Valproic acid is a medication primarily used for the treatment of manic episodes in bipolar disorder, of epileptic seizures and of psychotic disorders such as schizophrenia [3], as well as for the prevention of migraines [4]. Adverse effects commonly include nausea, vomiting, weight gain, somnolence, and tremor. Among major side effects, hepatotoxicity leading to hepatic failure, as well as potential for teratogenicity have been observed [5]. The development of pleural effusion as a result of valproic acid administration is considered a rare side effect, presenting with variable characteristics of the pleural fluid [6].

The pathophysiological processes associated with the accumulation of pleural fluid in patients receiving valproic acid have not been thoroughly clarified.

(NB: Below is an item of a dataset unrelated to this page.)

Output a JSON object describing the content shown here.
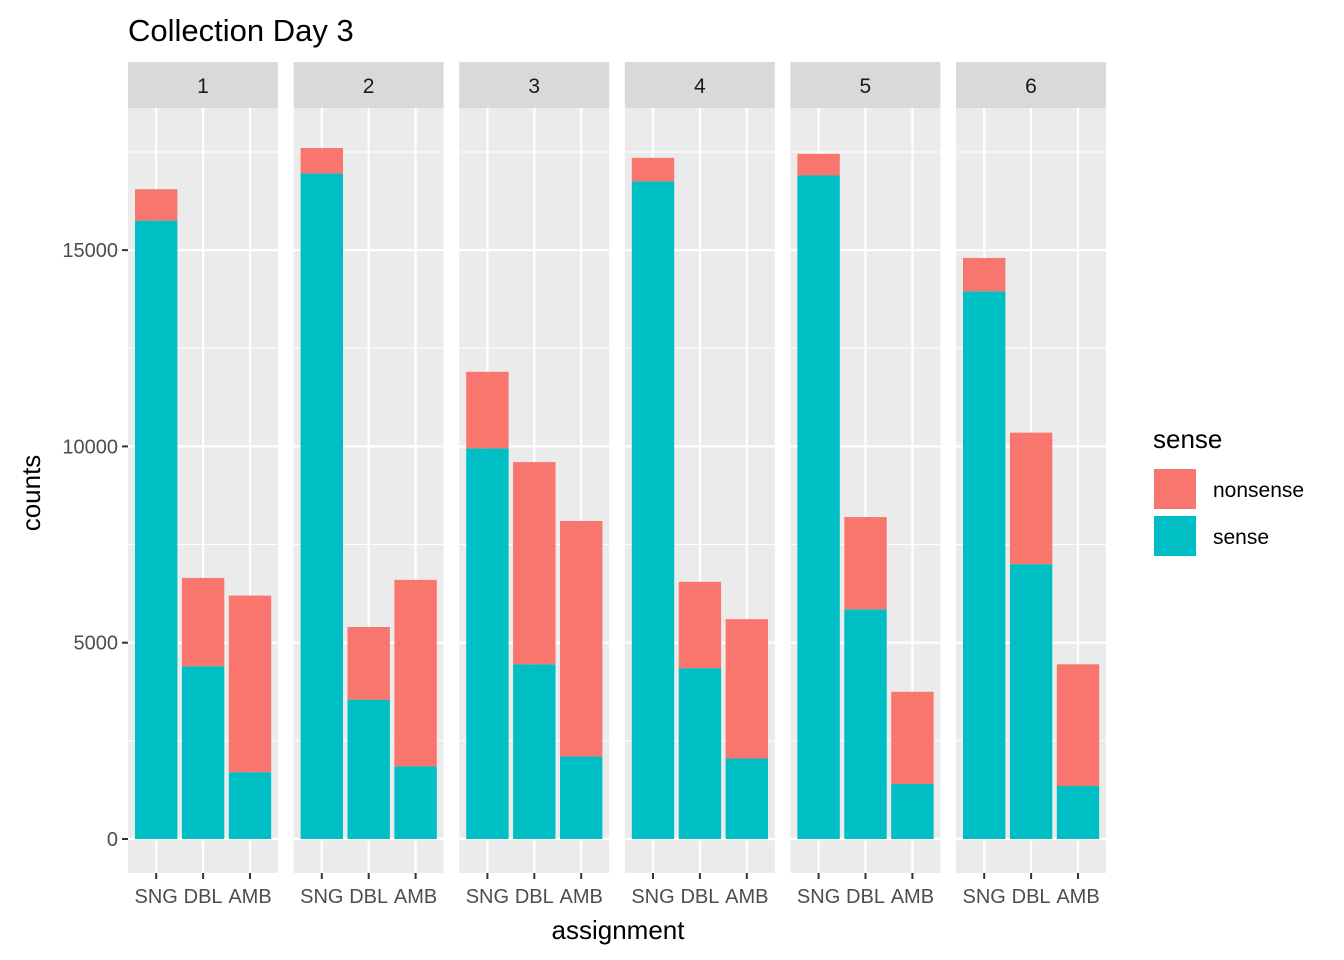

In cases of pleural fluid eosinophilia, acute hypersensitivity reaction, inflammation of the pleural cavity induced by the drug, drug toxicity, and damage to mesothelial cells due to oxidants, comprise the possible pivotal mechanisms that have been implicated in the development of the pleural effusion [7]. Generally, the influx of eosinophils into the pleural cavity is orchestrated by certain chemokines secreted by mesothelial cells upon stimulation by Th2-cytokines [8]. Elevated levels of interleukin 5, interleukin 3 as well as granulocyte-macrophage colony-stimulating factor in the pleural cavity have been postulated to enhance the prolonged survival of eosinophils in the pleural fluid [9]. On the other hand, lymphocytic pleural effusions secondary to treatment with valproic acid are scarcely reported in the literature and the pathophysiologic association remains nebulous.

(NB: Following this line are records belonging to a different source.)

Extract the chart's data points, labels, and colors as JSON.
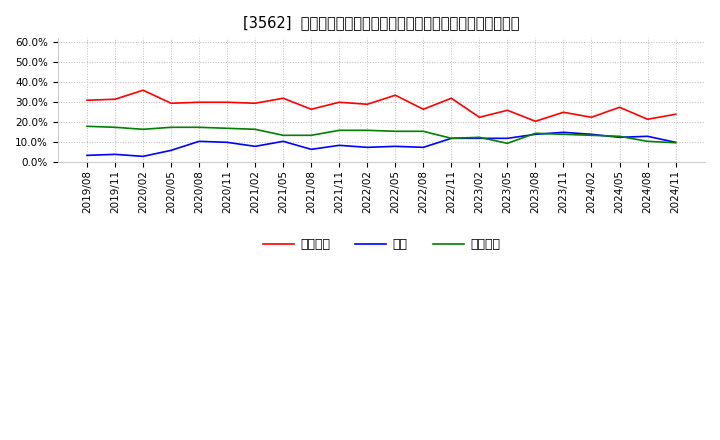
{
  "title": "[3562]  売上債権、在庫、買入債務の総資産に対する比率の推移",
  "ylim": [
    0.0,
    0.62
  ],
  "yticks": [
    0.0,
    0.1,
    0.2,
    0.3,
    0.4,
    0.5,
    0.6
  ],
  "dates": [
    "2019/08",
    "2019/11",
    "2020/02",
    "2020/05",
    "2020/08",
    "2020/11",
    "2021/02",
    "2021/05",
    "2021/08",
    "2021/11",
    "2022/02",
    "2022/05",
    "2022/08",
    "2022/11",
    "2023/02",
    "2023/05",
    "2023/08",
    "2023/11",
    "2024/02",
    "2024/05",
    "2024/08",
    "2024/11"
  ],
  "urikake": [
    0.31,
    0.315,
    0.36,
    0.295,
    0.3,
    0.3,
    0.295,
    0.32,
    0.265,
    0.3,
    0.29,
    0.335,
    0.265,
    0.32,
    0.225,
    0.26,
    0.205,
    0.25,
    0.225,
    0.275,
    0.215,
    0.24
  ],
  "zaiko": [
    0.035,
    0.04,
    0.03,
    0.06,
    0.105,
    0.1,
    0.08,
    0.105,
    0.065,
    0.085,
    0.075,
    0.08,
    0.075,
    0.12,
    0.12,
    0.12,
    0.14,
    0.15,
    0.14,
    0.125,
    0.13,
    0.1
  ],
  "kaiire": [
    0.18,
    0.175,
    0.165,
    0.175,
    0.175,
    0.17,
    0.165,
    0.135,
    0.135,
    0.16,
    0.16,
    0.155,
    0.155,
    0.12,
    0.125,
    0.095,
    0.145,
    0.14,
    0.135,
    0.13,
    0.105,
    0.098
  ],
  "urikake_color": "#ff0000",
  "zaiko_color": "#0000ff",
  "kaiire_color": "#008000",
  "legend_labels": [
    "売上債権",
    "在庫",
    "買入債務"
  ],
  "bg_color": "#ffffff",
  "grid_color": "#bbbbbb",
  "title_fontsize": 10.5,
  "tick_fontsize": 7.5,
  "legend_fontsize": 9
}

Adverse reactions to drugs have been implicated in a limited proportion of pleural effusions [10]. Nevertheless, it is important not to overlook the possibility of drug-induced pleural effusion after excluding other causative factors. The etiology of eosinophilic pleural effusions includes numerous pathological conditions: air or blood penetrating the pleural cavity in cases of trauma or pneumothorax, post-thoracotomy, pulmonary embolism, benign asbestos disease, tuberculosis, parasitic as well as fungal infections, connective tissue disorders, malignancy and exposure to a variety of medications [11]. Lymphocytic predominance in the pleural fluid has been associated with malignancy and tuberculosis but may as well develop in cases of rheumatoid pleurisy [12]. A meticulous diagnostic approach of this patient led to the exclusion of all the pathological conditions.

This case highlights the importance of considering valproic acid as the cause of recurrent pleural effusion even when the characteristics of the pleural fluid present a transition from eosinophilic to lymphocytic predominance. Undoubtedly, all other possible causes are to be rigorously excluded, before such an association is made. The discontinuation of treatment with valproic acid is sufficient for the resolution of the pleural effusion in such cases, as demonstrated in this patient. It is of the utmost importance to thoroughly explain to the patient the need to comply with the alteration to his treatment, in order to prevent recurrence of the pleural effusion subsequent to the patient's reluctance and adherence to his previous medication.

4. Conclusion

This is the first reported case of recurrent valproic acid - induced pleural effusion presenting with transition from eosinophilic to lymphocytic predominance. Recurrence of the pleural effusion upon re-administration of valproic acid, along with resolution of the effusion upon discontinuation of treatment with valproic acid, is strongly indicative of a causative association, even though the predominant cell type is not preserved. All other etiologic factors are to be rigorously excluded before such an association is made.

Competing Interests

The authors declare that they have no competing interests.